P.S. while writing this question I noticed that if you add 1 to all of the numbers (because 0 may also be a usable value?) you actually get nice and smooth numbers for C, D and the Gs and "bad" numbers only for the Es. Furthermore, this way the A of 112,640Hz is a good candidate for the mysterious frequency, because (in certain JI scales or under meantone,) D = A/3, G = A/9 and C = A/27 (up to powers of 2), and these are really the numbers we get.
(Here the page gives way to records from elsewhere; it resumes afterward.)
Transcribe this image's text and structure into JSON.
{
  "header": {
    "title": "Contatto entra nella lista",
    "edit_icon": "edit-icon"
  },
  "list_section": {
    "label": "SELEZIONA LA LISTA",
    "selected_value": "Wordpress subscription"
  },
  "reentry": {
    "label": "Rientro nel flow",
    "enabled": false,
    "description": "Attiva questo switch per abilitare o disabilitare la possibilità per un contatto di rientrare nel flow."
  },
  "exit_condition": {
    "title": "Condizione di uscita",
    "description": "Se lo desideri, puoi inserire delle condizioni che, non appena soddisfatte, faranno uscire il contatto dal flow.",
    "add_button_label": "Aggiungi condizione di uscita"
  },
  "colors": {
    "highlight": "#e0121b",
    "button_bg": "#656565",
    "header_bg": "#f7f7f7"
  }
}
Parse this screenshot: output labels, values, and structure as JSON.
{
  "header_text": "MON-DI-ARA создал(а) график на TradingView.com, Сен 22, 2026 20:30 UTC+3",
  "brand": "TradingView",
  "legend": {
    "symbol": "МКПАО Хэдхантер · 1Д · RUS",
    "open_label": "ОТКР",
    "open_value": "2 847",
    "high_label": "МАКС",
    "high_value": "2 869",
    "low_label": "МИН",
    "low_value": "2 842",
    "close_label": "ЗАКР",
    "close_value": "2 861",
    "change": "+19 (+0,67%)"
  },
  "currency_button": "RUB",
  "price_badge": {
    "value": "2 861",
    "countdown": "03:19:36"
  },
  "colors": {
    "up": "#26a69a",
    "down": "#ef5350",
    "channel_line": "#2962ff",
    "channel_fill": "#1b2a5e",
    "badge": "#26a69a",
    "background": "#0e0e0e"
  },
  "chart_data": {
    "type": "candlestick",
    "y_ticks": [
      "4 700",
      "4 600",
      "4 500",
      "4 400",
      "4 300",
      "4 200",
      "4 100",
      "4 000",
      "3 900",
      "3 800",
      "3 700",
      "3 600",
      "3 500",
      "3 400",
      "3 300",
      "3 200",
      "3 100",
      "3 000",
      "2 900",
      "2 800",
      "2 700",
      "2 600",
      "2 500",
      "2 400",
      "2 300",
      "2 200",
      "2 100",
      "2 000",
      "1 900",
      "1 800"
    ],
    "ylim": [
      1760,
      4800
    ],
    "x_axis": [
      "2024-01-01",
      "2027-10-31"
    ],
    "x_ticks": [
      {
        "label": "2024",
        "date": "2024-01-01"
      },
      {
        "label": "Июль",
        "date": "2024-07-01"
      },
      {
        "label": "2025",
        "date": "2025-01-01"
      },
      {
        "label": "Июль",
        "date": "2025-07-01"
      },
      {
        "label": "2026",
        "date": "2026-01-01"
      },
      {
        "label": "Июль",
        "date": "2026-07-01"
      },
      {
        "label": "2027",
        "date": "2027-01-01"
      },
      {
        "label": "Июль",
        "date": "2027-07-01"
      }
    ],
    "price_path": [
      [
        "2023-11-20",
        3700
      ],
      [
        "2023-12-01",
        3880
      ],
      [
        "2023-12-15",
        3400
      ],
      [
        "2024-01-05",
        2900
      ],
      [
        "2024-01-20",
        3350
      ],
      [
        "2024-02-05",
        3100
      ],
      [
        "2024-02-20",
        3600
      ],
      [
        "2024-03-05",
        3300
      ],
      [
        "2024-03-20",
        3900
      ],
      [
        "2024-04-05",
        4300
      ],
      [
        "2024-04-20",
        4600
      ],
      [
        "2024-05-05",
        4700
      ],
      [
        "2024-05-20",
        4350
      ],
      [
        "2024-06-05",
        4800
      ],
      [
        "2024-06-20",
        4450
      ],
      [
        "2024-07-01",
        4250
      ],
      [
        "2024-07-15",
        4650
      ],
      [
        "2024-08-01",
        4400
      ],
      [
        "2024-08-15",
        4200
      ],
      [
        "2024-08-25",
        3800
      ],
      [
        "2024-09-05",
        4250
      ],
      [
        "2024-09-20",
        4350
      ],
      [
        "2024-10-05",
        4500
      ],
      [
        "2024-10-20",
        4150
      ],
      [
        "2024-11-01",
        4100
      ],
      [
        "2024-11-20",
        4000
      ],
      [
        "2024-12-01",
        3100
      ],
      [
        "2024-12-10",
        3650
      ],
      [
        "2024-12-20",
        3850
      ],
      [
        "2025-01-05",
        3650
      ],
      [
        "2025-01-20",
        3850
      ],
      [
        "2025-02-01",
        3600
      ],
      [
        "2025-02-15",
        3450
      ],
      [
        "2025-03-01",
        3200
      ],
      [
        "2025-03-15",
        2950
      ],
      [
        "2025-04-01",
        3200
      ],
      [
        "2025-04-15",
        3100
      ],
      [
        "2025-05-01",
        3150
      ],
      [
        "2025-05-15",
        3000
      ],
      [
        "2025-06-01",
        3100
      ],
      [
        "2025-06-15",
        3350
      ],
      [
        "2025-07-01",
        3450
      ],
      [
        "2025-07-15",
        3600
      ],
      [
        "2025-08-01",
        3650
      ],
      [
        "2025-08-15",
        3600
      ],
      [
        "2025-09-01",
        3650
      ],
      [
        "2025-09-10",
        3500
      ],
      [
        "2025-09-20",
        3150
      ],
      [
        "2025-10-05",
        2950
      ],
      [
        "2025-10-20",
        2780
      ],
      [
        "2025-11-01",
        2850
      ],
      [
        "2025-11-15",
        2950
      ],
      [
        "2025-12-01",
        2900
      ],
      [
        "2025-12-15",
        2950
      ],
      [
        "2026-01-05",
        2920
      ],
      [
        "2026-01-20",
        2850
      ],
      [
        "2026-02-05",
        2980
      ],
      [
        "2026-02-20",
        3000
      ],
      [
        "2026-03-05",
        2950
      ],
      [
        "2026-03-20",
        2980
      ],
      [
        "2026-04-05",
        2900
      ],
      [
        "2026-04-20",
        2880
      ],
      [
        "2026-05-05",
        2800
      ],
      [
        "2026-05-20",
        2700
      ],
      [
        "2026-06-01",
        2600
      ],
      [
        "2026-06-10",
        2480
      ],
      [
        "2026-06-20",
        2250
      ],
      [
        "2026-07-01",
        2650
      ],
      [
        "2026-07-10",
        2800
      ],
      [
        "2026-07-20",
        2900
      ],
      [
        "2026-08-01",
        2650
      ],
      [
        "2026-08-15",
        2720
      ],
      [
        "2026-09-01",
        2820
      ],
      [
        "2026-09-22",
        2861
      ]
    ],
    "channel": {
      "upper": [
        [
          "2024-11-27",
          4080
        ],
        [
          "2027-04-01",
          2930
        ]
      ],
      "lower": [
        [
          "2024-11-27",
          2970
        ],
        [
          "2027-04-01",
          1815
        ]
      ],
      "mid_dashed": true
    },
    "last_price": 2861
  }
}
This can also explain the value of the Es which turn out to be rounded powers of 2 divided by 3, and indeed, (in certain JI scales or under meantone,) E = A*3. But is all of this just a coincidence or is it the real reason behind all of that?
If you are knowledgeable about sound effects and how they are stored in the NES please try to read my question to the end. I may use some uncommon terms but I try to explain myself as much and as clearly as I can, and if you can't understand something I'll be happy to answer any clarification question in the comments.
Also, English is not my mother-tongue, so sorry if my English is not very good.
So I thought about my question after watching this video:
https://www.youtube.com/watch?v=2VHySu_jaPw
It talks about the sound effects in Super Mario Bros 3 and it shows the bytes in which some of them are encoded.
The bytes that are used for the 1up sound, as shown by this video (in the end of the 12th minute) are:
$54 ,dec. 84, for E
$47 ,dec. 71, for G
$2A, dec. 42, for (higher) E
$35, dec. 53, for C
$2F, dec. 47, for D
$23, dec. 35, for (higher) G
On this basis I conjectured that this is some kind of an undertonal system, in which every byte says how much cycles are in the corresponding note's period.
The problem is that these numbers are far from optimal for this sound effect. They do approximate the notes on a 12-tone equal tempered system, the standard system the vast majority of us use today, but all of the nice intervals we hear in music are essentially only approximations of true, just intervals, which are ratios between small integers they could do it perfectly if they used the values 72, 60, 36, 45, 40 and 30 instead, but in the current solution even the octave between the two Gs, the most basic interval, the only just interval that is preserved even in our corrupted, tempered system, is ruined with a value of 71/35.
So my question is why Toshihiko Nakago and Koji Kondo chose to write it this way and not the other way. was it because of ignorance? because Koji Kondo insisted on the exact notes but there was a constant high frequency that all the notes had to be undertones of? was it something else I'm missing?
and I also want to know what the exact base frequency is. using some python code I found that if they just divided the base frequency by each wanted frequency and rounded it to the nearest integer it has to be between 110543Hz and 111327Hz, but what is the exact number, and why was it chosen?
P.S. while writing this question I noticed that if you add 1 to all of the numbers (because 0 may also be a usable value?) you actually get nice and smooth numbers for C, D and the Gs and "bad" numbers only for the Es. Furthermore, this way the A of 112,640Hz is a good candidate for the mysterious frequency, because (in certain JI scales or under meantone,) D = A/3, G = A/9 and C = A/27 (up to powers of 2), and these are really the numbers we get. This can also explain the value of the Es which turn out to be rounded powers of 2 divided by 3, and indeed, (in certain JI scales or under meantone,) E = A*3. But is all of this just a coincidence or is it the real reason behind all of that?